The end of the world began with a perfect day. The weather was perfect, the air was perfect, everybody's luck was perfect. In retrospect, we should have known it was the end of the world when all the starving children in Africa were suddenly well-fed and when there was an overabundance of quality programming on network television, but I guess we just wanted to believe that it was the beginning of an improved world, not the end of an old one.
The second stage was when it started getting weird. Mankind had a collective dream, a group vision, at 7:06am EST. There was a radiant cloud, and from that cloud extended a mighty paw. It demanded sacrifice. "Bring your precious material possessions, your automobiles, your family photographs, your cellular telecommunication devices, your PDAs, bring them all to the altar, and burn them for my pleasure. If you do this, the world will not end," it purred. Apparently it was not aware that nobody used PDAs anymore. Needless to say, nobody complied.
The third stage... the third stage was horrible. Storm clouds gathered, ominous on the blackening horizon. It began raining cats and cats. And cats and cats and cats. Static lightning from all the falling fur made hissing cracks, a sign of the fury of the feline god/goddess/godimal.

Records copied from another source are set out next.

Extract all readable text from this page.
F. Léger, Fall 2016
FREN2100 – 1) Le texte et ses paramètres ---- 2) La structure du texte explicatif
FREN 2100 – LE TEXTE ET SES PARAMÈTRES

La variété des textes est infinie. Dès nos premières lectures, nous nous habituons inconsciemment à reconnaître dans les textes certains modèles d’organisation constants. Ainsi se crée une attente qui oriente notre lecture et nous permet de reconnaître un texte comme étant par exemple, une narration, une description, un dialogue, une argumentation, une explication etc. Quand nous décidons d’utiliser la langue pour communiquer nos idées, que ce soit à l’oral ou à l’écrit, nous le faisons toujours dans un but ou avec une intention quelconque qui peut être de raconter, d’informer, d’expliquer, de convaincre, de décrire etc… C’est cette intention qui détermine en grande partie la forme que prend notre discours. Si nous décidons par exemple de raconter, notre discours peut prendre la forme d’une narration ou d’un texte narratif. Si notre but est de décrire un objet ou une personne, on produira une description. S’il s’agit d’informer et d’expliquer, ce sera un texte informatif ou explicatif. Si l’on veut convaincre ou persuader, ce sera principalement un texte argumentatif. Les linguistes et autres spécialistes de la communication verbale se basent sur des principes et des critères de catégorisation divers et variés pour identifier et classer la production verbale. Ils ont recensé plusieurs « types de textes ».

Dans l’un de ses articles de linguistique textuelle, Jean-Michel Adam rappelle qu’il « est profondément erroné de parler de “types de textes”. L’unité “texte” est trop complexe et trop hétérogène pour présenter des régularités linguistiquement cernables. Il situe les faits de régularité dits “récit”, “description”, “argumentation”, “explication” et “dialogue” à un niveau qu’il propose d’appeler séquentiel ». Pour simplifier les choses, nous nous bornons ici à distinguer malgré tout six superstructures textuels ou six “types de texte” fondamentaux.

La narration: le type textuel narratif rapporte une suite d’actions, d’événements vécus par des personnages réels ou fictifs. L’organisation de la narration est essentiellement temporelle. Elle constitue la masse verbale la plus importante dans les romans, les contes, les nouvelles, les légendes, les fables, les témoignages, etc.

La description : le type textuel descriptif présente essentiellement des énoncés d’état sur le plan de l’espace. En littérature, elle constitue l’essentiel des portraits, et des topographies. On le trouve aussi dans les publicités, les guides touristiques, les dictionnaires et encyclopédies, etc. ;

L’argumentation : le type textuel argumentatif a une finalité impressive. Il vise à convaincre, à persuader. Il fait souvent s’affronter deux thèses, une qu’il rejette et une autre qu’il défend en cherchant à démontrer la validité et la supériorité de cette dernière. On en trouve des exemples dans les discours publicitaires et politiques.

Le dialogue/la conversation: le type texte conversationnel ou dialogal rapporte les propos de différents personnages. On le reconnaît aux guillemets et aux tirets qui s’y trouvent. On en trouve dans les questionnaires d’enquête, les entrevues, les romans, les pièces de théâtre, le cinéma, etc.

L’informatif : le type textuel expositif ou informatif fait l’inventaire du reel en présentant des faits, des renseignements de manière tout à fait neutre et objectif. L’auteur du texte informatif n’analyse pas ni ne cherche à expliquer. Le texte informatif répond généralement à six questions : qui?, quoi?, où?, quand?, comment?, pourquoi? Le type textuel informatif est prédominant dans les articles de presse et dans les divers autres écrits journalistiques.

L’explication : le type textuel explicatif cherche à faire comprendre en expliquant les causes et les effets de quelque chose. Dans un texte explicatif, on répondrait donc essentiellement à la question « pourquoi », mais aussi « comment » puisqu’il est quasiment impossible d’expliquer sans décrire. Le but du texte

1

The fourth stage was perhaps the most crushing of all. Literally. The falling felines flattened all of humanity's precious structural accomplishments with the combined weight of their kitty blubber. Few humans survived the supple suffocation. Nothing is worse than fuzzy retribution.
The fifth stage was... survival. Coping. We were right after all: This was the beginning of a new era. The Age of the Cat. We stacked cats to make new buildings. We milked cats for sustenance. We poked cats for entertainment. Society had become a grandiose human/cat symbiotic amalgamation of skin and fur, finger and claw, speech and constant, haunting mewing.
Humanity has averted... or rather, re-appropriated, yet another catastrophe.